Memphis, TN Junior Olympics February 12, 2010
My fencing career started when I attended Pomona College in Claremont, California in 1952. I fell into it quite by accident, due to the fact that I needed to satisfy a self-defense requirement of the school. The two other choices were wrestling (no weight-class distinction) – I weighed 80 lbs when I entered college – and boxing (ditto the no weight-class distinction). Rather than perish, I defaulted into the third-and-last choice, fencing.
I was dismal and got the first "D" ever given in the class. This so angered me that I continued and in my second semester I became the team captain. During this time I discovered the magic and thrill of being able to fix weapons. It opened a door that I had never dreamed existed. I went on to become first a division armorer and finally was chosen to be the armorer for the U.S. team for the Pan American Games in Winnipeg in 1967.

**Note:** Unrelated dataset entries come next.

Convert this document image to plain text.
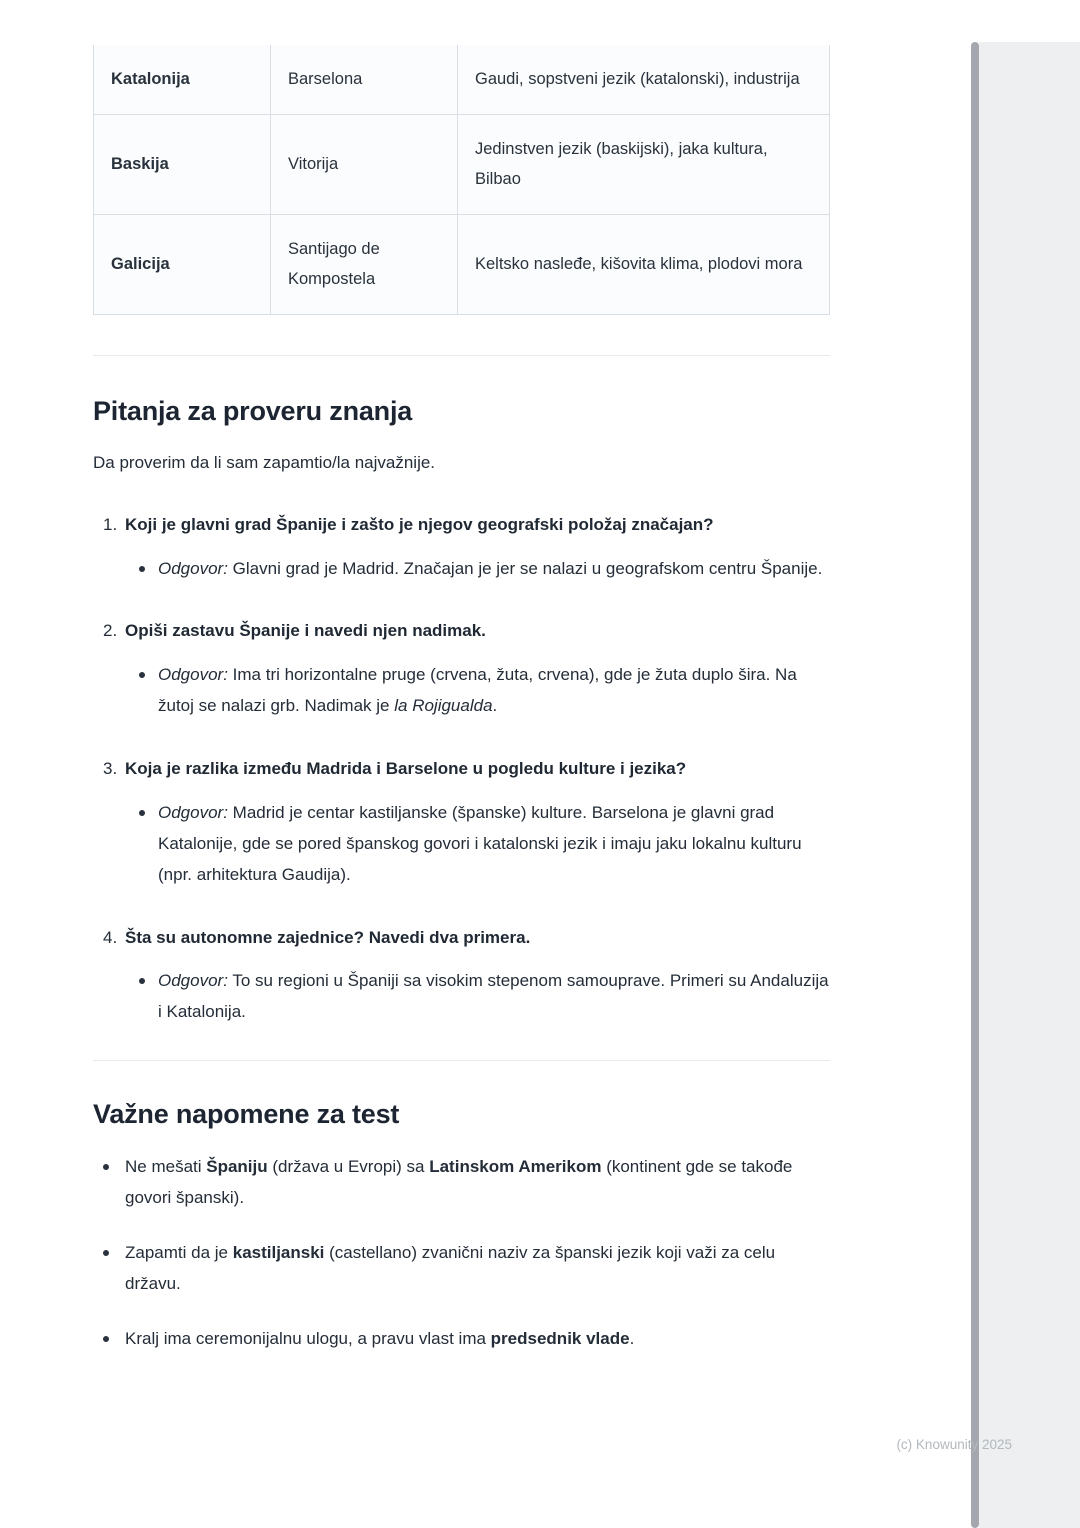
Katalonija	Barselona	Gaudi, sopstveni jezik (katalonski), industrija
Baskija	Vitorija	Jedinstven jezik (baskijski), jaka kultura, Bilbao
Galicija	Santijago de Kompostela	Keltsko nasleđe, kišovita klima, plodovi mora
Pitanja za proveru znanja

Da proverim da li sam zapamtio/la najvažnije.

1. Koji je glavni grad Španije i zašto je njegov geografski položaj značajan?
Odgovor: Glavni grad je Madrid. Značajan je jer se nalazi u geografskom centru Španije.
2. Opiši zastavu Španije i navedi njen nadimak.
Odgovor: Ima tri horizontalne pruge (crvena, žuta, crvena), gde je žuta duplo šira. Na žutoj se nalazi grb. Nadimak je la Rojigualda.
3. Koja je razlika između Madrida i Barselone u pogledu kulture i jezika?
Odgovor: Madrid je centar kastiljanske (španske) kulture. Barselona je glavni grad Katalonije, gde se pored španskog govori i katalonski jezik i imaju jaku lokalnu kulturu (npr. arhitektura Gaudija).
4. Šta su autonomne zajednice? Navedi dva primera.
Odgovor: To su regioni u Španiji sa visokim stepenom samouprave. Primeri su Andaluzija i Katalonija.
Važne napomene za test
Ne mešati Španiju (država u Evropi) sa Latinskom Amerikom (kontinent gde se takođe govori španski).
Zapamti da je kastiljanski (castellano) zvanični naziv za španski jezik koji važi za celu državu.
Kralj ima ceremonijalnu ulogu, a pravu vlast ima predsednik vlade.
(c) Knowunity 2025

Since then I have been the armorer for the U.S. team over a period stretching to 1992. Four Olympic teams, even more Pan Am Games, many World Championships (senior, junior, cadet, veteran and wheelchair), Universiade, and I have been invited to be the head armorer at many international competitions in other countries. In 1985 I was elected to the S.E.M.I. Commission of the FIE (I believe that I was the first American ever to be elected to an FIE Commission), on which commission I have served since then, having survived several elections. I have been a competitor, a coach, an armorer and a fencing addict. My sport has given me much. I am afraid that I will die still owing.